Дуэль на пистолетах, завоевавшая популярность в XVIII столетии, сохранила ее и в дальнейшем. Как и многие другие правила этикета той эпохи, дуэльный кодекс восходил ко дням рыцарства и правилам турниров. Строжайшие правила делали дуэль в той же степени обрядом, что и боем. Секунданты заранее оговаривали условия, договаривались о расстоянии между отметками – «барьерами» – и устанавливали их. По сигналу оба дуэлянта одновременно стреляли. Поскольку гладкоствольные пистолеты были неточны, попадание в значительной степени было делом случая. Умение «стоять под огнем» считалось необходимым для человека чести. Иногда обменявшиеся выстрелами враги покидали место дуэли лучшими друзьями.

Если же случалось худшее, дуэльный кодекс рекомендовал раненому «не выказывать тревоги или смущения», а, умирая, «отойти в мир иной со всем возможным приличием». В общем, как говаривали в одной английской таверне, излюбленном месте дуэлей, – «пистолеты для двоих и шампанское для одного!».

Несмотря на романтический ореол, в действительности дуэль на пистолетах была грубой насмешкой и над справедливостью, и над честью. В 1792 году американский писатель Хью Генри Брекенридж издевался над дуэлью в романе «Современное рыцарство», заставляя своего персонажа следующим образом ответить на вызов некоего британского офицера: «Если Вам угодно испытать Ваши пистолеты, выберите некий предмет – дерево или дверь амбара – примерно моих размеров. Если Вы попадете в этот предмет, дайте мне знать – и я признаю, что, окажись я на том месте, Вы вполне смогли бы попасть и в меня» [37]37
  «Современное рыцарство», книга 1, глава 13.


[Закрыть]
.

Даже масштабные сражения обилием условностей могли напоминать дуэль. Встреча двух армий в 1745 году хорошо иллюстрирует природу боя в эпоху долгого оружейного застоя. Эта была одна из тех мелких войн, которые вели между собой Англия и Франция, каждая во главе пестрой компании союзников. Французскому командующему Морицу Саксонскому приходилось в свое время сражаться и против Франции. Предводителем англичан с их ганноверскими и голландскими союзниками был герцог Камберленд, сын короля Георга II, уже опытный полководец в свои двадцать два года.

Противники встретились во Фландрии, чье расположение и особенности топографии давно превратили ее в удобное место для битв. Мориц сделал первый ход, неспешно осадив укрепленный город Турнэ. Камберленд собрал войско и двинулся выручать город. Обе армии, примерно по 50 тысяч человек с каждой стороны, сошлись 11 мая неподалеку от деревни Фонтенуа.

Из Парижа прибыл Людовик XV, пожелавший присутствовать при сражении.
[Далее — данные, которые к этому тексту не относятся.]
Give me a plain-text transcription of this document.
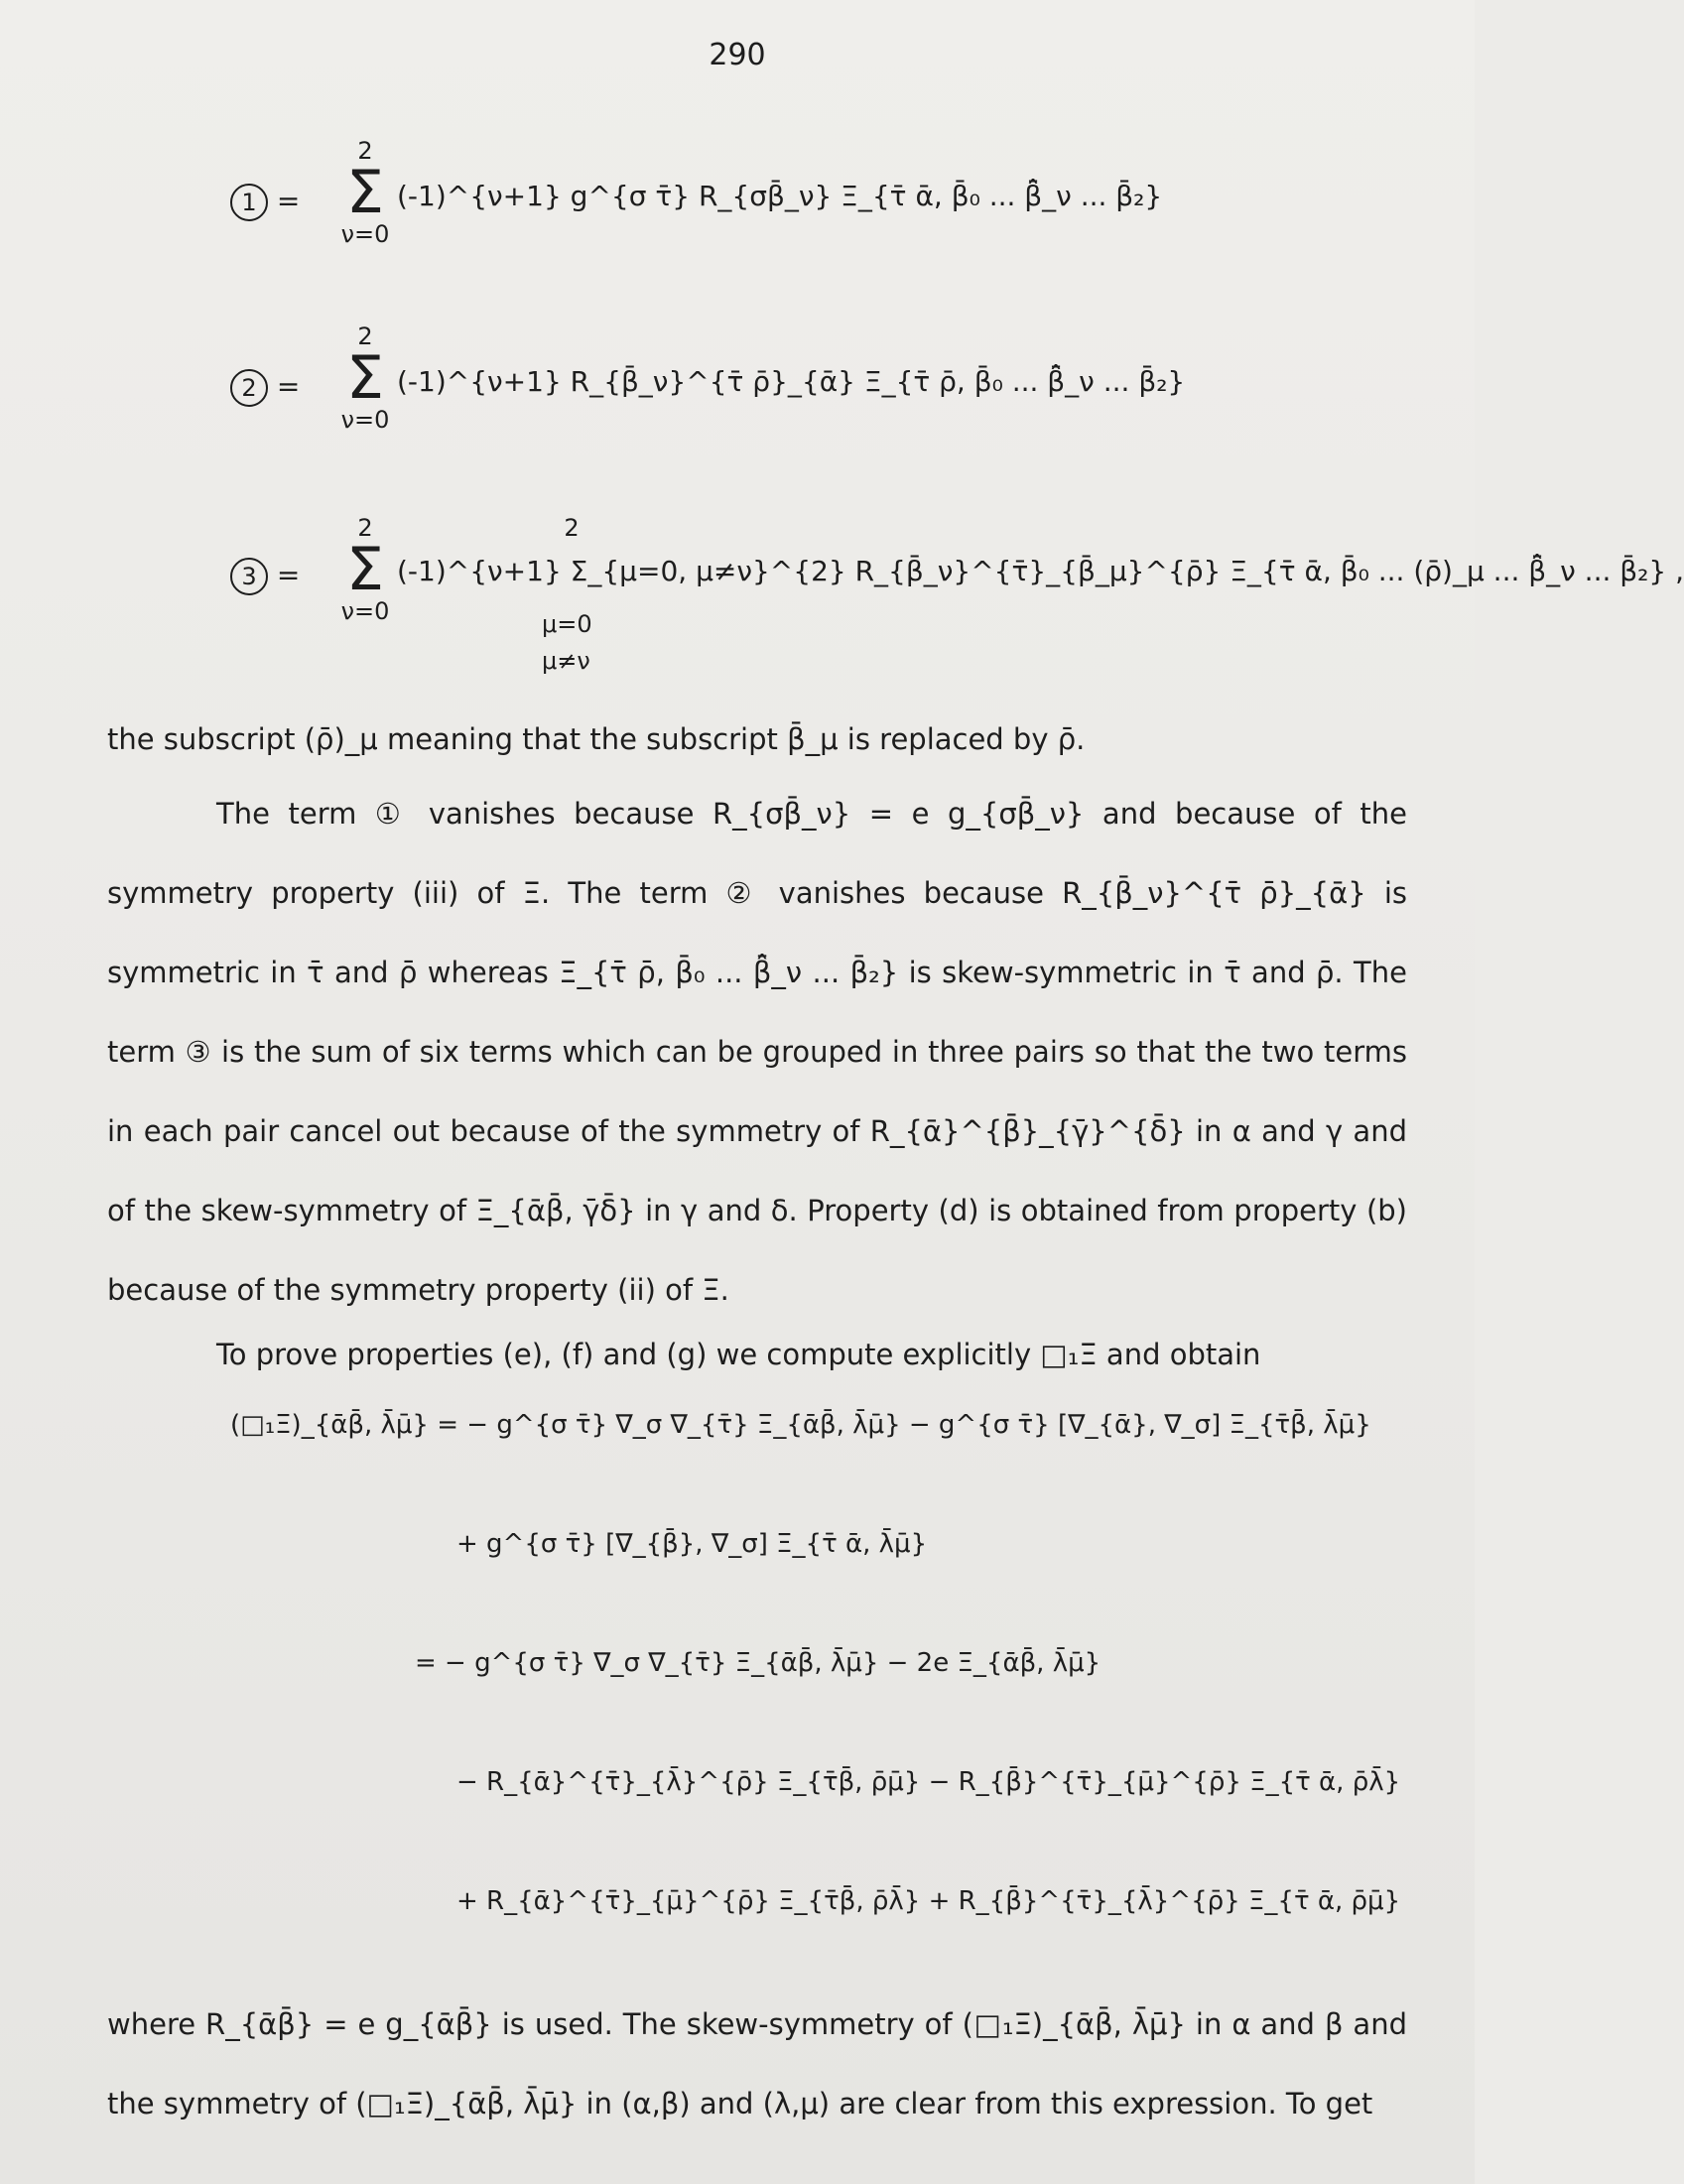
290
1 =
2
Σ
ν=0
(-1)^{ν+1} g^{σ τ̄} R_{σβ̄_ν} Ξ_{τ̄ ᾱ, β̄₀ ... β̂̄_ν ... β̄₂}
2 =
2
Σ
ν=0
(-1)^{ν+1} R_{β̄_ν}^{τ̄ ρ̄}_{ᾱ} Ξ_{τ̄ ρ̄, β̄₀ ... β̂̄_ν ... β̄₂}
3 =
2
Σ
ν=0
(-1)^{ν+1} Σ_{μ=0, μ≠ν}^{2} R_{β̄_ν}^{τ̄}_{β̄_μ}^{ρ̄} Ξ_{τ̄ ᾱ, β̄₀ ... (ρ̄)_μ ... β̂̄_ν ... β̄₂} ,
2
μ=0
μ≠ν
the subscript (ρ̄)_μ meaning that the subscript β̄_μ is replaced by ρ̄.
The term ① vanishes because R_{σβ̄_ν} = e g_{σβ̄_ν} and because of the symmetry property (iii) of Ξ. The term ② vanishes because R_{β̄_ν}^{τ̄ ρ̄}_{ᾱ} is symmetric in τ̄ and ρ̄ whereas Ξ_{τ̄ ρ̄, β̄₀ ... β̂̄_ν ... β̄₂} is skew-symmetric in τ̄ and ρ̄. The term ③ is the sum of six terms which can be grouped in three pairs so that the two terms in each pair cancel out because of the symmetry of R_{ᾱ}^{β̄}_{γ̄}^{δ̄} in α and γ and of the skew-symmetry of Ξ_{ᾱβ̄, γ̄δ̄} in γ and δ. Property (d) is obtained from property (b) because of the symmetry property (ii) of Ξ.
To prove properties (e), (f) and (g) we compute explicitly □₁Ξ and obtain
(□₁Ξ)_{ᾱβ̄, λ̄μ̄} = − g^{σ τ̄} ∇_σ ∇_{τ̄} Ξ_{ᾱβ̄, λ̄μ̄} − g^{σ τ̄} [∇_{ᾱ}, ∇_σ] Ξ_{τ̄β̄, λ̄μ̄}
+ g^{σ τ̄} [∇_{β̄}, ∇_σ] Ξ_{τ̄ ᾱ, λ̄μ̄}
= − g^{σ τ̄} ∇_σ ∇_{τ̄} Ξ_{ᾱβ̄, λ̄μ̄} − 2e Ξ_{ᾱβ̄, λ̄μ̄}
− R_{ᾱ}^{τ̄}_{λ̄}^{ρ̄} Ξ_{τ̄β̄, ρ̄μ̄} − R_{β̄}^{τ̄}_{μ̄}^{ρ̄} Ξ_{τ̄ ᾱ, ρ̄λ̄}
+ R_{ᾱ}^{τ̄}_{μ̄}^{ρ̄} Ξ_{τ̄β̄, ρ̄λ̄} + R_{β̄}^{τ̄}_{λ̄}^{ρ̄} Ξ_{τ̄ ᾱ, ρ̄μ̄}
where R_{ᾱβ̄} = e g_{ᾱβ̄} is used. The skew-symmetry of (□₁Ξ)_{ᾱβ̄, λ̄μ̄} in α and β and the symmetry of (□₁Ξ)_{ᾱβ̄, λ̄μ̄} in (α,β) and (λ,μ) are clear from this expression. To get
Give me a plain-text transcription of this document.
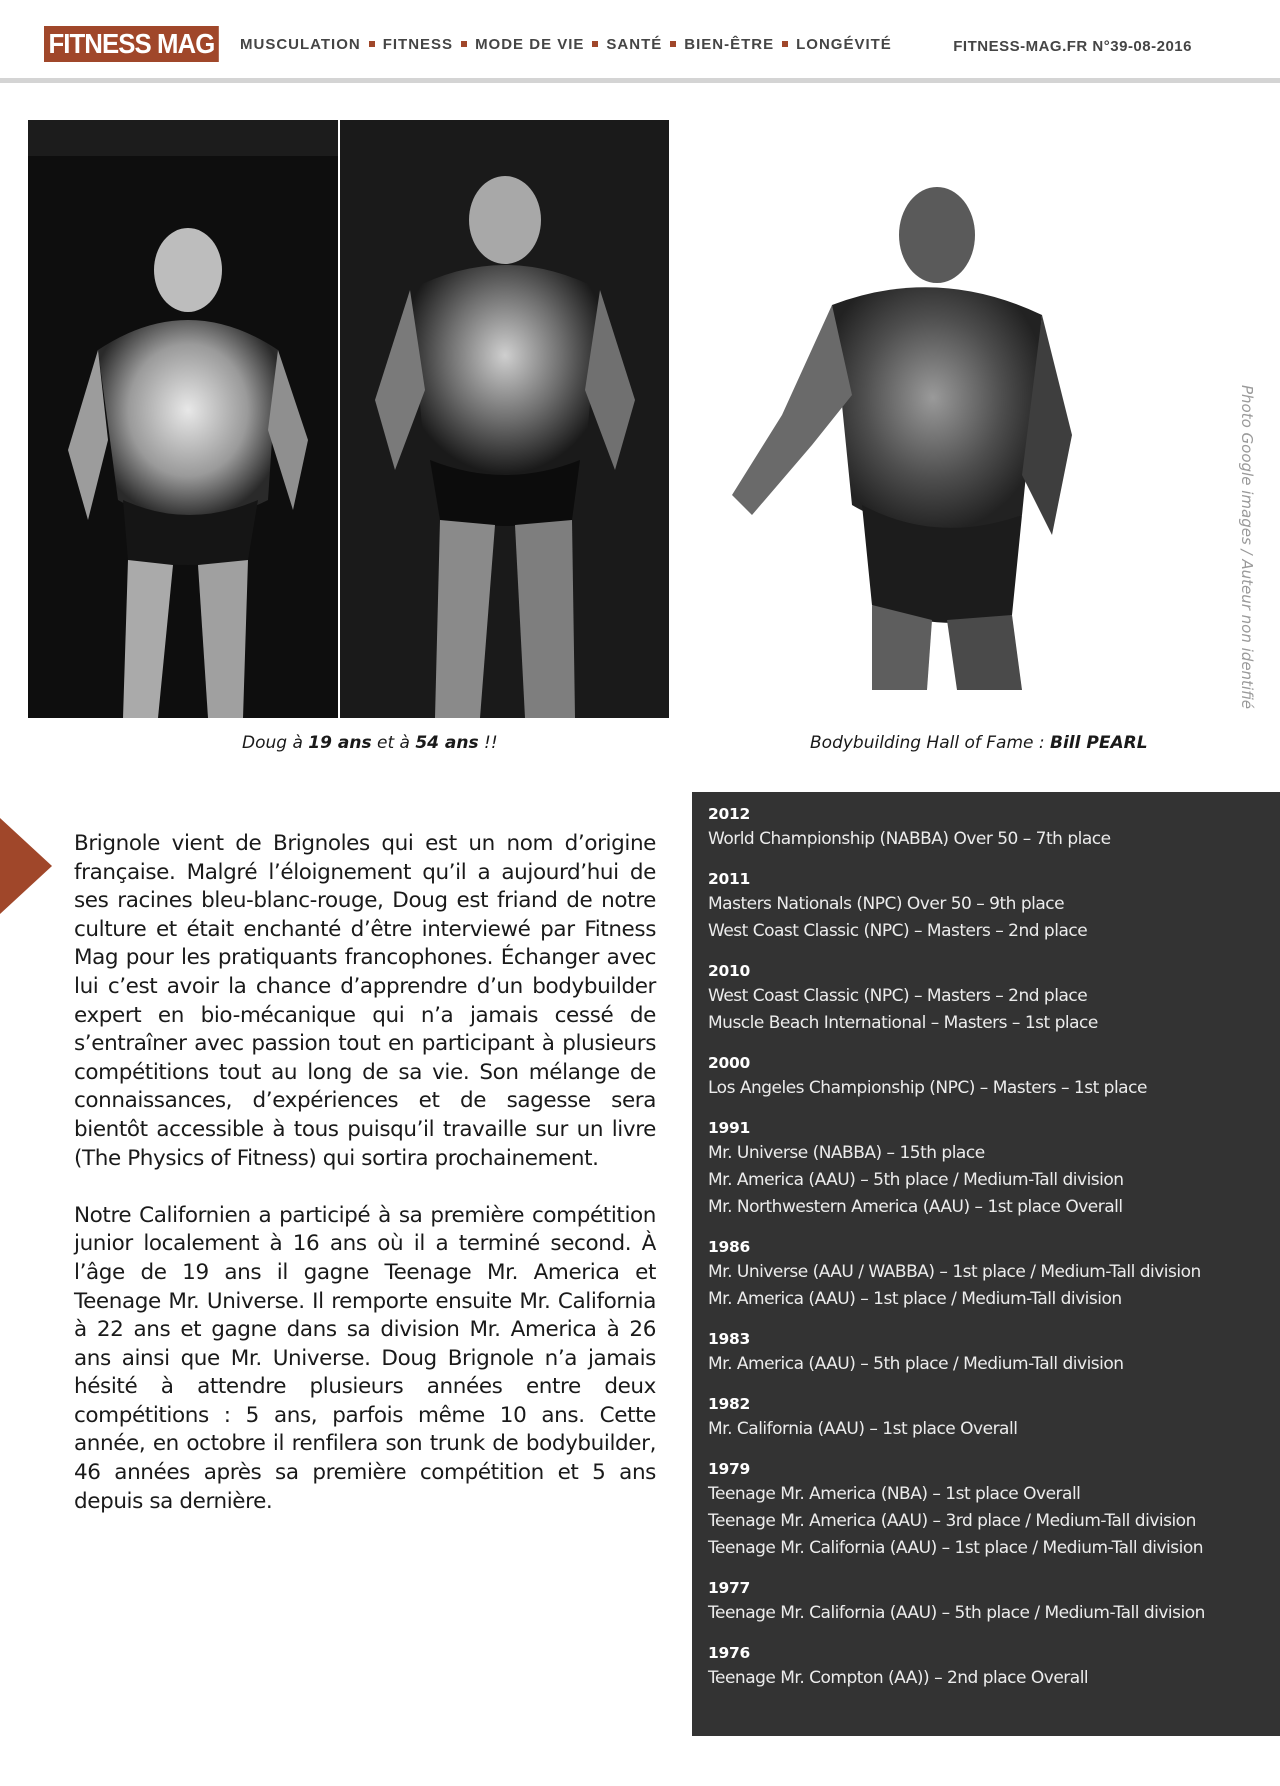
FITNESS MAG MUSCULATION FITNESS MODE DE VIE SANTÉ BIEN-ÊTRE LONGÉVITÉ	FITNESS-MAG.FR N°39-08-2016
Doug à 19 ans et à 54 ans !!	Bodybuilding Hall of Fame : Bill PEARL
Photo Google images / Auteur non identifié

Brignole vient de Brignoles qui est un nom d’origine française. Malgré l’éloignement qu’il a aujourd’hui de ses racines bleu-blanc-rouge, Doug est friand de notre culture et était enchanté d’être interviewé par Fitness Mag pour les pratiquants francophones. Échanger avec lui c’est avoir la chance d’apprendre d’un bodybuilder expert en bio-mécanique qui n’a jamais cessé de s’entraîner avec passion tout en participant à plusieurs compétitions tout au long de sa vie. Son mélange de connaissances, d’expériences et de sagesse sera bientôt accessible à tous puisqu’il travaille sur un livre (The Physics of Fitness) qui sortira prochainement.

Notre Californien a participé à sa première compétition junior localement à 16 ans où il a terminé second. À l’âge de 19 ans il gagne Teenage Mr. America et Teenage Mr. Universe. Il remporte ensuite Mr. California à 22 ans et gagne dans sa division Mr. America à 26 ans ainsi que Mr. Universe. Doug Brignole n’a jamais hésité à attendre plusieurs années entre deux compétitions : 5 ans, parfois même 10 ans. Cette année, en octobre il renfilera son trunk de bodybuilder, 46 années après sa première compétition et 5 ans depuis sa dernière.

2012
World Championship (NABBA) Over 50 – 7th place
2011
Masters Nationals (NPC) Over 50 – 9th place
West Coast Classic (NPC) – Masters – 2nd place
2010
West Coast Classic (NPC) – Masters – 2nd place
Muscle Beach International – Masters – 1st place
2000
Los Angeles Championship (NPC) – Masters – 1st place
1991
Mr. Universe (NABBA) – 15th place
Mr. America (AAU) – 5th place / Medium-Tall division
Mr. Northwestern America (AAU) – 1st place Overall
1986
Mr. Universe (AAU / WABBA) – 1st place / Medium-Tall division
Mr. America (AAU) – 1st place / Medium-Tall division
1983
Mr. America (AAU) – 5th place / Medium-Tall division
1982
Mr. California (AAU) – 1st place Overall
1979
Teenage Mr. America (NBA) – 1st place Overall
Teenage Mr. America (AAU) – 3rd place / Medium-Tall division
Teenage Mr. California (AAU) – 1st place / Medium-Tall division
1977
Teenage Mr. California (AAU) – 5th place / Medium-Tall division
1976
Teenage Mr. Compton (AA)) – 2nd place Overall
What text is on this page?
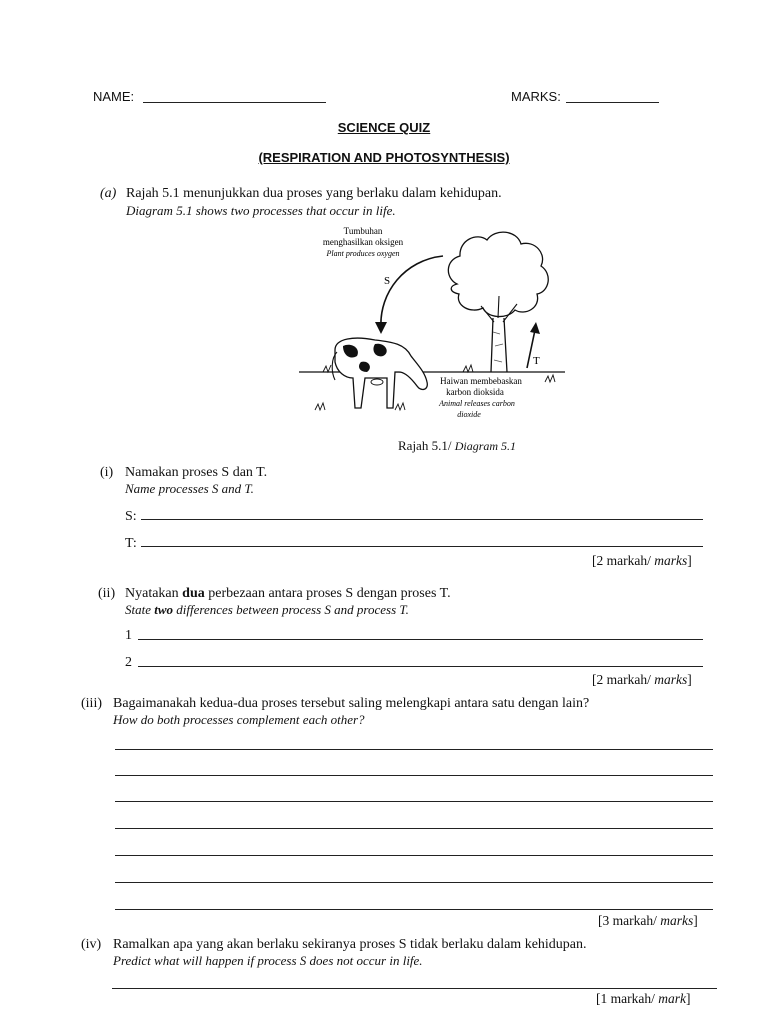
NAME:	MARKS:
SCIENCE QUIZ
(RESPIRATION AND PHOTOSYNTHESIS)
(a) Rajah 5.1 menunjukkan dua proses yang berlaku dalam kehidupan.
Diagram 5.1 shows two processes that occur in life.
Tumbuhan
menghasilkan oksigen
Plant produces oxygen
S
T
Haiwan membebaskan
karbon dioksida
Animal releases carbon
dioxide
Rajah 5.1/ Diagram 5.1
(i) Namakan proses S dan T.
Name processes S and T.
S:
T:
[2 markah/ marks]
(ii) Nyatakan dua perbezaan antara proses S dengan proses T.
State two differences between process S and process T.
1
2
[2 markah/ marks]
(iii) Bagaimanakah kedua-dua proses tersebut saling melengkapi antara satu dengan lain?
How do both processes complement each other?
[3 markah/ marks]
(iv) Ramalkan apa yang akan berlaku sekiranya proses S tidak berlaku dalam kehidupan.
Predict what will happen if process S does not occur in life.
[1 markah/ mark]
Его сопровождал наследник и группа избранных придворных. Облаченный в золотые кружева, король с удовольствием обозревал свои блестящие войска. Людовик обожал полковое братство, все эти ночевки на сеновалах и непристойные анекдоты вокруг костра в ночь перед битвой. Много значил и тот факт, что впервые со времен Столетней войны, закончившейся триста лет назад, на поле боя одновременно присутствовали представители королевских фамилий и Англии, и Франции. На следующее утро король и его свита заняли позицию на холме, откуда им должно было быть хорошо видно действие. Некоторые придворные взобрались на деревья, чтобы видеть лучше.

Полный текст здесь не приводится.